The AP-NORC Center for Public Affairs Research released a survey showing that 56% of Americans favor requiring people on planes, trains, and public transportation to wear masks. Meanwhile it found that 24% opposed the mandates and 20% were ambivalent. The AP poll was conducted from last Thursday up until the Monday decision, meaning that it didn’t capture public opinion after the mandate was nixed.
A Morning Consult/Politico survey similarly reported that most voters were on board with keeping the mandate for travel in place through early May: 59% supported it while 33% opposed it and 8% had no opinion. It was, however, conducted the weekend before the decision was dropped.
Journalists have noted those two polls in their reports, dutifully pointing out when the surveys took place. But those headlines were quickly overshadowed by viral videos of overjoyed travelers and flight attendants ditching their masks. The pre-decision polling that Psaki was referring to in the briefing room has been eclipsed and there is no going back, says prominent Republican pollster Frank Luntz.

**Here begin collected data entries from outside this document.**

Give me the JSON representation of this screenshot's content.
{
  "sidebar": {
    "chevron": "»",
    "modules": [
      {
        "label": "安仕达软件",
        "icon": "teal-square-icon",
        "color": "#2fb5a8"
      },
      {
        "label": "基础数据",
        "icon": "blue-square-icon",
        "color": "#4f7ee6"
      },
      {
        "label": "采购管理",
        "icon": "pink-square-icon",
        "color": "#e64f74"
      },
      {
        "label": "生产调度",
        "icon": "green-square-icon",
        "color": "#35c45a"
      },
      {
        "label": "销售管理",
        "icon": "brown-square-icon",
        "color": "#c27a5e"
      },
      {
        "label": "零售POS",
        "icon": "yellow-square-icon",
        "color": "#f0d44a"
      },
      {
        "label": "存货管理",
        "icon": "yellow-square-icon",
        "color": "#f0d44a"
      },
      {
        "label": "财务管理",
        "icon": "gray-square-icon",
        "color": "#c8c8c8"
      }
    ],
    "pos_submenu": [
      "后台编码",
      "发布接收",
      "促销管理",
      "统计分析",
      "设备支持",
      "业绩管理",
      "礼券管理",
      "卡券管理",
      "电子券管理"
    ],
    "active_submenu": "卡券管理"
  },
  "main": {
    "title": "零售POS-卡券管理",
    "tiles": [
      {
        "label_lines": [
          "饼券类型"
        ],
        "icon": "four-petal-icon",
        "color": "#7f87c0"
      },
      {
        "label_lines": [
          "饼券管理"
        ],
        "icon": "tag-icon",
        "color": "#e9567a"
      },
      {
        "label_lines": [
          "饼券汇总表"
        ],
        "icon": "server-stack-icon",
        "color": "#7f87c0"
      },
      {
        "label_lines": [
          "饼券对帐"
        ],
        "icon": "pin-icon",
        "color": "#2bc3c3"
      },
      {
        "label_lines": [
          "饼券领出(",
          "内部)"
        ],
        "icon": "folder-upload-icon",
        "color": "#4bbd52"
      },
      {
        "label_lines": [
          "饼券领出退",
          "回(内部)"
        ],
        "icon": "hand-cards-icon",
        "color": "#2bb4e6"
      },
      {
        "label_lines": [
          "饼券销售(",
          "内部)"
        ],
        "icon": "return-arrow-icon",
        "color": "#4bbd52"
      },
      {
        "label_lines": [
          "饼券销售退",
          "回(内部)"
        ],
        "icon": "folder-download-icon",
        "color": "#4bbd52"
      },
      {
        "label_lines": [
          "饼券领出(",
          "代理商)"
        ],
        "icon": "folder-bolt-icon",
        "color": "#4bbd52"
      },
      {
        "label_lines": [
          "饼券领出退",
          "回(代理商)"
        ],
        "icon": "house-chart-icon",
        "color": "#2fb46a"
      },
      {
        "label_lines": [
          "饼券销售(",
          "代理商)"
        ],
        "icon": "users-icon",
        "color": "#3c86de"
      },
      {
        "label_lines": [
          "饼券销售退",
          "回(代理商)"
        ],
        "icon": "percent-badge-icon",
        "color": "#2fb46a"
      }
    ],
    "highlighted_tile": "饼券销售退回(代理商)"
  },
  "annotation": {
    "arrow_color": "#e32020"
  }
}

“There is still a strong commitment to safety among a meaningful, measurable percentage of the country,” Luntz told RCP. “That said, the moment that the masks come off, everything changes.” Stuff the mask in a pocket, and suddenly “you start to think of what you hated about it, rather than why you're wearing it. You think about the negatives of it, rather than the rationale for it.”
The Biden administration still encourages passengers to mask up when they travel, and U.S. Surgeon General Vivek Murthy posted a lengthy thread Thursday detailing why he still wears one. “Bottom line: wearing a mask while traveling is a small step that can go a long way to protecting ourselves and others,” Murthy concluded. Notably though, the doctor described masking as “a choice.”
So did Joe Biden. On the tarmac in New Hampshire on Tuesday, the president told reporters that, for passengers, the decision to wear or not wear a mask “is up to them.” His Justice Department, meanwhile, announced that same day that it would appeal the decision, but only at the request of the Centers for Disease Control.